Wanna write? Get your ass off the couch. Seek out adventures. Make some bad decisions. Then make a similar list. They’ll make your stories feel more real, even if they aren’t.

Creating Movement in an Action Novel

wildfire

Source: WSET, Virginia

I don’t know why, but I’ve been fascinated with fire since childhood. The duality of its beauty and danger captivate me; flames licking, eating, destroying; yet warming, inviting, even trance inducing. Many years ago, as the first chapters of Rescue on White Thunder formed in my mind, it was very different from the end result. I suppose that’s where the creativity and individuality of the writer comes in to play. Fire has become a running theme in my books and it is once again a large part of the next installation in what has become a series because I so enjoy the characters I’ve created. (And I’ve already got ideas and a premise for a third.)

For a writer who prefers to write a good action story, movement is crucial and including fire made it easy. Fire provides good movement in a story, whether it’s the fire itself or the characters involved with the fire and what they’re doing with it or to it.

In this excerpt, you can see how the characters move into action as a result of fire:

Braddock was already well above the rest of his crew on the fire line when Jim suddenly yelled, “Wind change!” 

The crew immediately stopped what they were doing and ran downhill. When Braddock and Smoke turned to do the same, a flare-up stopped them in their tracks. It was an unexpected blowup – the southeasterly winds, with pressure from the storm overhead, shifted north and caused crown fires to increase rapidly. Flames raged high and hot and separated Braddock and Smoke from the rest of the team. Braddock turned in every direction, trying to find a way out as the flames shot through the loose underbrush, creating a wall of fire around them. Branches burned off trees fell to the forest floor, spitting burning embers everywhere.

In this portion, the fire itself is the action, providing rich imagery as well:

Fires spread quickly over a fresh, loose layer of humus covering the solid ground. Tree trunks caught fire one after the other as flames overran the surrounding brush and now-dead timbers toppled from last year’s big storm. The crackling roar of the fire amplified and they had to shout to hear each other. Braddock knew they would soon be forced to move to higher ground. Some of the firebreaks held but winds were increasing in strength and velocity, propelling fresh embers to other areas. More trees and small brush ignited, creating walls of flames that nearly licked the upper branches of the tall pines.

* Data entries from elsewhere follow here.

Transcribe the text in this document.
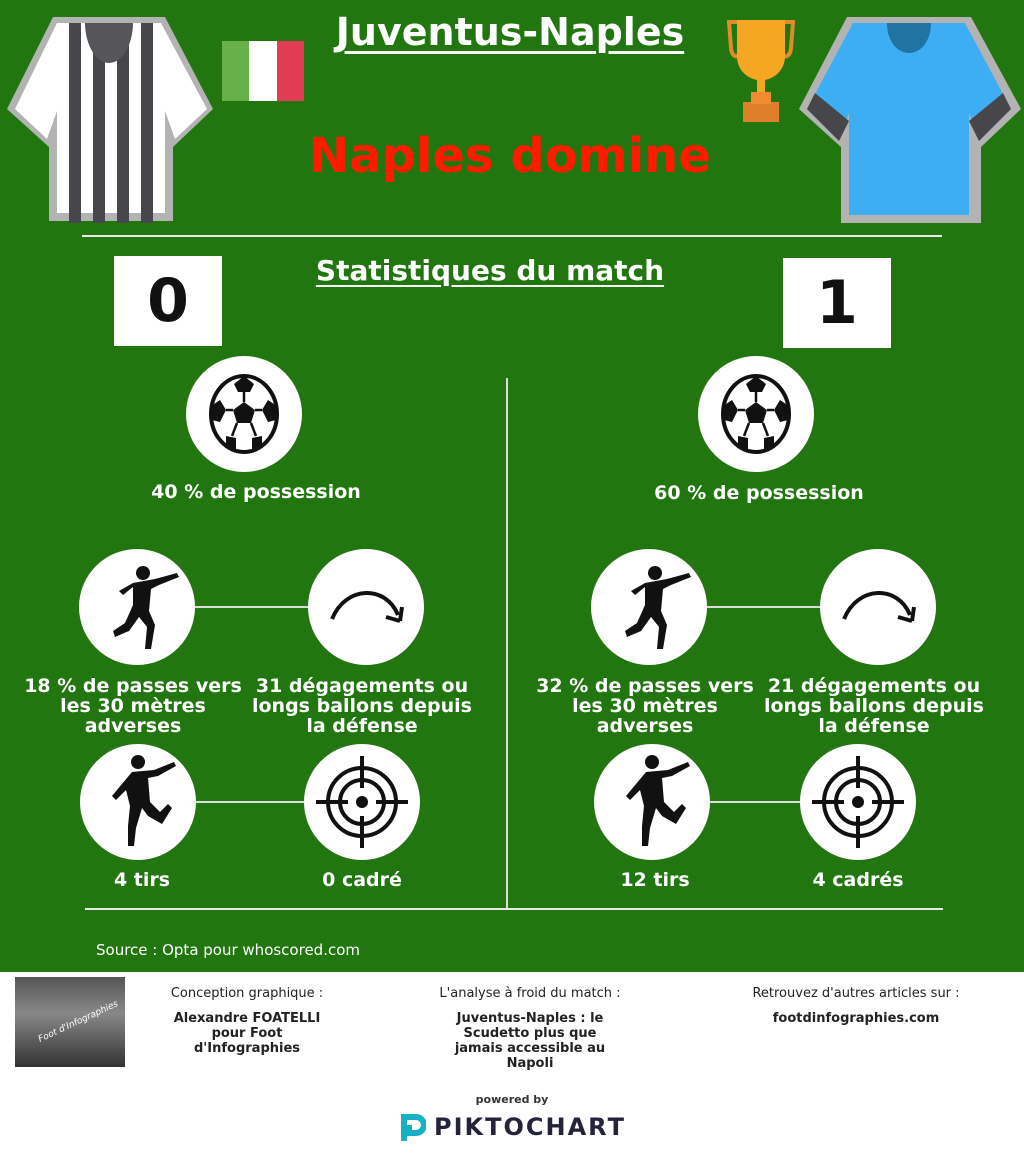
Juventus-Naples
Naples domine
0	1
Statistiques du match
40 % de possession
18 % de passes vers les 30 mètres adverses
31 dégagements ou longs ballons depuis la défense
4 tirs	0 cadré
60 % de possession
32 % de passes vers les 30 mètres adverses
21 dégagements ou longs ballons depuis la défense
12 tirs	4 cadrés
Source : Opta pour whoscored.com
Foot d'Infographies
Conception graphique :
Alexandre FOATELLI pour Foot d'Infographies
L'analyse à froid du match :
Juventus-Naples : le Scudetto plus que jamais accessible au Napoli
Retrouvez d'autres articles sur :
footdinfographies.com
powered by
PIKTOCHART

You can also have both the characters and the fire creating action where one influences the other:

6:30 am: The explosion reverberated throughout the house. Braddock flew out of his chair at the breakfast table and Jim sprung to his feet, knocking his chair to the floor, both of them spilling their mugs of coffee.

Quite a distance away, they could barely make out a thin grey line of smoke over the trees southwest of White Thunder Mountain. Minutes later, the wail of police sirens pierced the air; honks like foghorns from multiple fire engines interrupted the morning’s serenity.

When it comes to action, you have multiple opportunities to create movement in your story when you include an active subject matter like fire or other extreme forms of weather. Track whether the story flows or if it skips; too many changes between scenes may break up the story’s rhythm. Use whatever tools work best for you; have friends/family read portions for feedback, build a story board on a wall in your home office (or where in the house you write), even sketch out the physical layout of the story’s location (this works for me) to keep timelines and movement in sync.

Remember, movement is life in a good action story.